Another title is ‘Nostalgia Dead Ended for the Stasis Meat’. What’s happening with time here? Lots of things. And also lots of things with the way we feel and hold onto experience too. And so…

. . . nostalgia
smells of when I smelt that smell
from the hall outlet
another time
before


We are heading towards a simulacrum of experience. Experience designed and delivered by production line (hello Ford factory), over and over until…. until what? Breakdown. Disjuncture. Erasure. Nothingness.

SCREEN BURN FADING

can’t recall all of this poem –
i was napping
& its screen burn faded
into dreams
of victorian era
whisky heists

but it ended like this –

or

LIKE I LEFT THE ENGINE RUNNING

the myth of the muse
is a side effect
of all of the saliva we swallow

Many of these poems are 12-15 liners.

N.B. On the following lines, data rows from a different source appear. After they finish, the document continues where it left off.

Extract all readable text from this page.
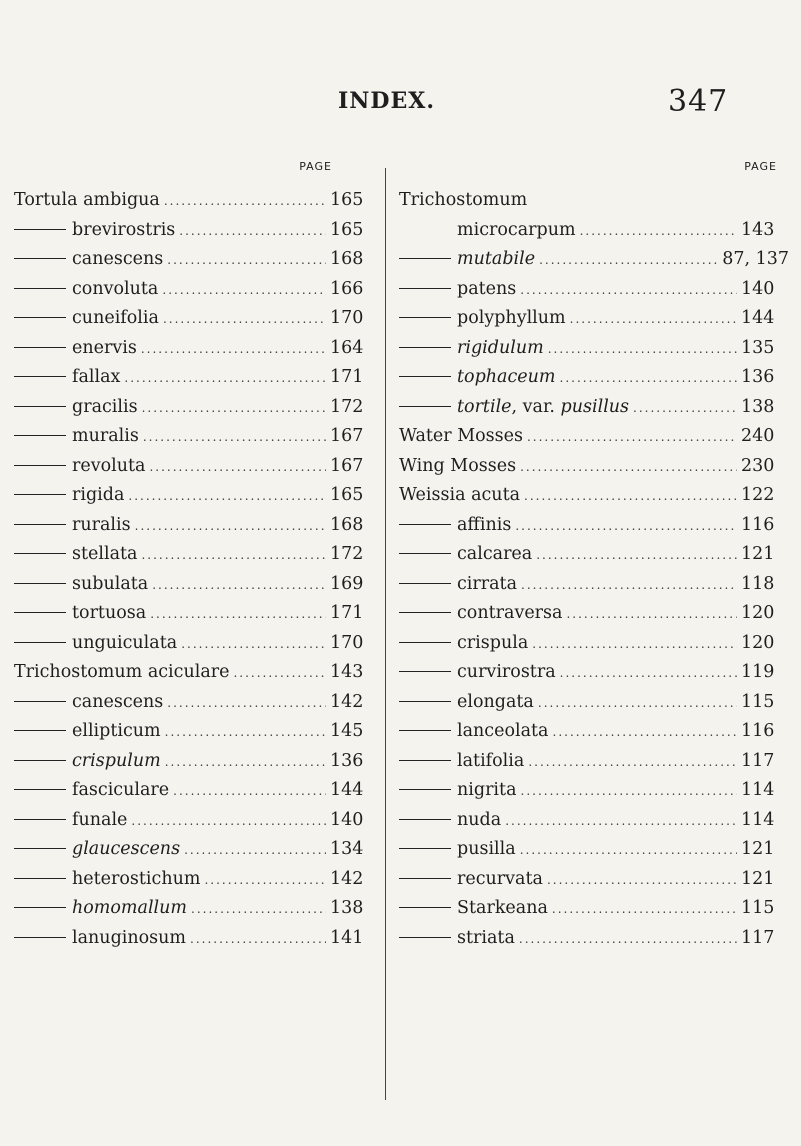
INDEX.	347
PAGE
Tortula ambigua .....	165
brevirostris .....	165
canescens .....	168
convoluta .....	166
cuneifolia .....	170
enervis .....	164
fallax .....	171
gracilis .....	172
muralis .....	167
revoluta .....	167
rigida .....	165
ruralis .....	168
stellata .....	172
subulata .....	169
tortuosa .....	171
unguiculata .....	170
Trichostomum aciculare .....	143
canescens .....	142
ellipticum .....	145
crispulum .....	136
fasciculare .....	144
funale .....	140
glaucescens .....	134
heterostichum .....	142
homomallum .....	138
lanuginosum .....	141
PAGE
Trichostomum
microcarpum .....	143
mutabile .....	87, 137
patens .....	140
polyphyllum .....	144
rigidulum .....	135
tophaceum .....	136
tortile , var. pusillus .....	138
Water Mosses .....	240
Wing Mosses .....	230
Weissia acuta .....	122
affinis .....	116
calcarea .....	121
cirrata .....	118
contraversa .....	120
crispula .....	120
curvirostra .....	119
elongata .....	115
lanceolata .....	116
latifolia .....	117
nigrita .....	114
nuda .....	114
pusilla .....	121
recurvata .....	121
Starkeana .....	115
striata .....	117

They don’t all employ the alliteration of the extract above, but the sounds of the poems, their cadences, are often easygoing. But these are also the lulls that the author snaps us out of, with ‘scrub & backfill / round its unfinished edges’, or a ‘siren panic to your maintenance dread ‘ or a ‘now that’s hardcore blinkers’.


Ease is the nostalgia trip – maybe the opera vs the streetside meat. Somewhere in all this are the many soft but major hypocrisies of contemporary living, and the sense that they have increased and are still increasing with human life’s multiplying burden on the world. And all while something is being lost…

&
the
repeating repeating repeating
pop & rock songs in my headpan
they recede recede & leave


A headpan. not headphones. A tool of sorts to aid construction or discovery. But not the direct line between broadcast and audience, speak and listener. Something more rudimentary and elemental maybe. Something that needs our work.

I like this little pamphlet. And I like DIY presses making outsized impressions. Don’t let them recede and leave.